RICHMOND, Va. (AP) _ An activist shareholder on Wednesday urged Circuit City Stores Inc. to allow Blockbuster Inc. to examine its finances and start good-faith negotiations on the movie-rental chain's bid for the struggling electronics retailer.

Wattles Capital Management, which owns about 6.5 percent of Circuit City's stock, said in a letter to Circuit City that the company should provide access to Blockbuster and discuss its buyout proposal along with other possible bids.

Blockbuster announced a takeover bid last week of just over $1 billion for Circuit City with dreams of creating huge chain that would sell electronic gadgets and rent movies and games.

The Dallas-based company said it approached Circuit City in December, and sent a letter in February to its chief executive, Philip Schoonover, offering $6 to $8 per share.

Based on Circuit City's 168.4 million shares outstanding at the end of last year, the February offer of $6 to $8 per share valued Circuit City at $1.01 billion to $1.35 billion.

Circuit City, the nation's second-biggest consumer electronics chain, has said it doubts Blockbuster could finance the deal and has resisted opening its books.

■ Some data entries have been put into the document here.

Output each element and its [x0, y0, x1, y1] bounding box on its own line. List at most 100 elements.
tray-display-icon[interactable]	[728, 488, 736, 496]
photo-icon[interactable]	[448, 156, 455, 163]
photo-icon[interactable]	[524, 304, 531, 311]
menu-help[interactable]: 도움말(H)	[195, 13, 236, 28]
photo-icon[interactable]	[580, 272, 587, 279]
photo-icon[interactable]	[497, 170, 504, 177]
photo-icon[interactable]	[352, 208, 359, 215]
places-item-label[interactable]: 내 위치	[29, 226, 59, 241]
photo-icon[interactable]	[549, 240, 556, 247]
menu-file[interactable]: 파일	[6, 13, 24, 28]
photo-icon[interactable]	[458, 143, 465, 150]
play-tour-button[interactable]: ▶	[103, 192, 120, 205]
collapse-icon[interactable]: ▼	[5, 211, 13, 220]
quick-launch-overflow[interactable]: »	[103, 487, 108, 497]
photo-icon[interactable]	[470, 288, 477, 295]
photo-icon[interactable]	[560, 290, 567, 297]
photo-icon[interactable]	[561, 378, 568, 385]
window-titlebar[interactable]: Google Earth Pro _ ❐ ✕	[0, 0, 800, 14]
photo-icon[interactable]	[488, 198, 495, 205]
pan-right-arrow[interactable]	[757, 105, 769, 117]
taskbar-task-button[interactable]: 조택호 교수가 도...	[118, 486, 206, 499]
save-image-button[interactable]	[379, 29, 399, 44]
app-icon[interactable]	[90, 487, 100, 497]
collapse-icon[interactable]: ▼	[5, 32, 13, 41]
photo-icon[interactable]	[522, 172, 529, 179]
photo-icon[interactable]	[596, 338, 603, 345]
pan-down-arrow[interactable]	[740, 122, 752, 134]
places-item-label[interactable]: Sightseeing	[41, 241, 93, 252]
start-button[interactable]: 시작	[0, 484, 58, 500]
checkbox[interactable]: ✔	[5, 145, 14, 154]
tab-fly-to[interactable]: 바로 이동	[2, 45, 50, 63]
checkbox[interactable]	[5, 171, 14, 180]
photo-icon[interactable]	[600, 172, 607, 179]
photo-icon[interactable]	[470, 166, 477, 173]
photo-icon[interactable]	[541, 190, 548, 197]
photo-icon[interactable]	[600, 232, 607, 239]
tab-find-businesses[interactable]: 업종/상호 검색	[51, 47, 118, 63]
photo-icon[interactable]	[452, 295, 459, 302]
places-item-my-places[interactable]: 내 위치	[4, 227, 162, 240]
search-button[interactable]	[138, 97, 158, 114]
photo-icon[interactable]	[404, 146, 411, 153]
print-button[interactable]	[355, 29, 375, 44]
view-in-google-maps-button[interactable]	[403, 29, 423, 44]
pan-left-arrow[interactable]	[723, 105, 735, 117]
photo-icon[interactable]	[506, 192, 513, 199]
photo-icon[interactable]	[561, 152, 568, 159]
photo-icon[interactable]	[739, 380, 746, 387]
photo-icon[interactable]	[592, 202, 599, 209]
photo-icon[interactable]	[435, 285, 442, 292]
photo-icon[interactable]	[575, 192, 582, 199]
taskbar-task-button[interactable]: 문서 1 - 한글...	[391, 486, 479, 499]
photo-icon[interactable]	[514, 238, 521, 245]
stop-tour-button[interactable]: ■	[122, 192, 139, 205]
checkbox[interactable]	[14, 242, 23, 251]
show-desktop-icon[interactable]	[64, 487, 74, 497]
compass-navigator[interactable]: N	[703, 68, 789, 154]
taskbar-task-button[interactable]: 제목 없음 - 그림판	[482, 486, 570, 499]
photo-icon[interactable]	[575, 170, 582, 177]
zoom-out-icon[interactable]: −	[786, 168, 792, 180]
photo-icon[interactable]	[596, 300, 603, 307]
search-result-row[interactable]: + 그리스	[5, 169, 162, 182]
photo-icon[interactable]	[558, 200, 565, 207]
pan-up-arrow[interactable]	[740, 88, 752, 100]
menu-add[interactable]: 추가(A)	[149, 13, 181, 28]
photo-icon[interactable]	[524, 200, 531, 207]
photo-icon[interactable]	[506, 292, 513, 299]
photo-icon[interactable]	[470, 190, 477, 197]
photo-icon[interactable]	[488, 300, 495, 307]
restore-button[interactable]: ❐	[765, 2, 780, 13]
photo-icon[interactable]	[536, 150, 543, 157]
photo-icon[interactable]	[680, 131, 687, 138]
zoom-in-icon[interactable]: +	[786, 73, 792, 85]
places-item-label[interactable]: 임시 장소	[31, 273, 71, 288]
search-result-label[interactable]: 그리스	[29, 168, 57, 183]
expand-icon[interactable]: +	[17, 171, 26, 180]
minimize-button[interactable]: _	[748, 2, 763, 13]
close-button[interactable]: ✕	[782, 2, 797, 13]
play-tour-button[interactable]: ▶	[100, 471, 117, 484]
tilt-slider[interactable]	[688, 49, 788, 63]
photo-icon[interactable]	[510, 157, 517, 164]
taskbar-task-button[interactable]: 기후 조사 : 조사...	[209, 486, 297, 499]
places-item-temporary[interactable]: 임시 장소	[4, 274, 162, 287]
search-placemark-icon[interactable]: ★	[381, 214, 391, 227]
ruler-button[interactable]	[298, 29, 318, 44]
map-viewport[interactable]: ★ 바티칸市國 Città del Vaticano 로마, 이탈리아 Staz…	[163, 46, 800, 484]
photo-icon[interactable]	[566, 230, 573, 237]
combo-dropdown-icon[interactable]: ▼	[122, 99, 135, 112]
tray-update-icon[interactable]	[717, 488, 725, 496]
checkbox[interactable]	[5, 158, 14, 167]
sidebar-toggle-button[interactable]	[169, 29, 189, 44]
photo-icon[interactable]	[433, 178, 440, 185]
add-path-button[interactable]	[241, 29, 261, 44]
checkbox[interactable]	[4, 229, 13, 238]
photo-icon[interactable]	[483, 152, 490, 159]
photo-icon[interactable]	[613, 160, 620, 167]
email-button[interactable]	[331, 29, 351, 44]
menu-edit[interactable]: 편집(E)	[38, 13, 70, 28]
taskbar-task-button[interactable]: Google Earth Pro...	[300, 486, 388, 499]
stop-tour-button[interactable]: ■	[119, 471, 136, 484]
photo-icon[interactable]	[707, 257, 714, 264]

"While we can understand the board's desire to become comfortable with how Blockbuster would specifically finance this transaction, there are certain reasons why this offer should be taken seriously," Mark J. Wattles, in a letter to Schoonover and the company's board of directors, said Blockbuster is not a competitor of Circuit City, so providing the information poses no competitive threat. And, he said, Carl Icahn, Blockbuster's largest shareholder, appears willing to help finance the offer.

Wattles also told the board not to take "any actions aimed at further rebuffing Blockbuster, imposing roadblocks to the consummation of a transaction, or adopting any plans that make a change of control more costly."

The founder of the Hollywood Entertainment video-rental chain said Blockbuster could raise a significant portion of the financing from Circuit City's balance sheet. Wattles also cited indications from Blockbuster that it was unlikely to pursue a hostile bid and, if the company withdrew its offer, "Circuit City shareholders will be immediately and substantially damaged."

In a statement Wednesday, Circuit City reiterated its concerns about Blockbuster's ability to finance the deal.

"Circuit City awaits a viable financing structure that is predictably executable by Blockbuster given its current constraints of size and capital structure before it would be appropriate to allow further due diligence," the company said.

Blockbuster spokeswoman Karen Raskopf said the company made its proposal public because Circuit City had failed to provide due diligence necessary to allow them to make a definitive proposal.

"We believe the shareholders of Circuit City should have the opportunity to participate in determining the destiny of the company," Raskopf said. "We believe the transaction would allow both companies to benefit from the revenue growth that could be generated by our complementary products and we think that the resulting synergies would substantially improve the consolidated financial performance."

Shares of Circuit City fell 11 cents to $4.62 in trading Wednesday, and Blockbuster's shares fell 1 cent to $2.88.

Richmond-based Circuit City swung to a profit of $4.85 million for its fiscal fourth quarter due to a $7.3 million tax benefit. It lost its status as No. 1 American consumer electronics chain in the 1990s to Best Buy Co., which built bigger stores in better locations and operated more efficiently.

Lately, Circuit City has been pinning its recovery on smaller concept stores, cost-cutting and its Firedog tech-service business. The company has laid off 3,400 retail workers and hired lower-paid replacements.

Blockbuster has struggled for several years to compete with cheap DVDs from retailers such as Wal-Mart Stores Inc., video on demand from cable and satellite TV operators, and the by-mail rental service of Netflix Inc.

Blockbuster Chief Executive James Keyes has said combining the companies would create a 9,300-store chain that could sell portable devices and entertainment for them, much like Apple Inc.'s stores. The larger Circuit City stores would have movie-rental stores inside, and Blockbuster locations would offer a limited selection of electronics.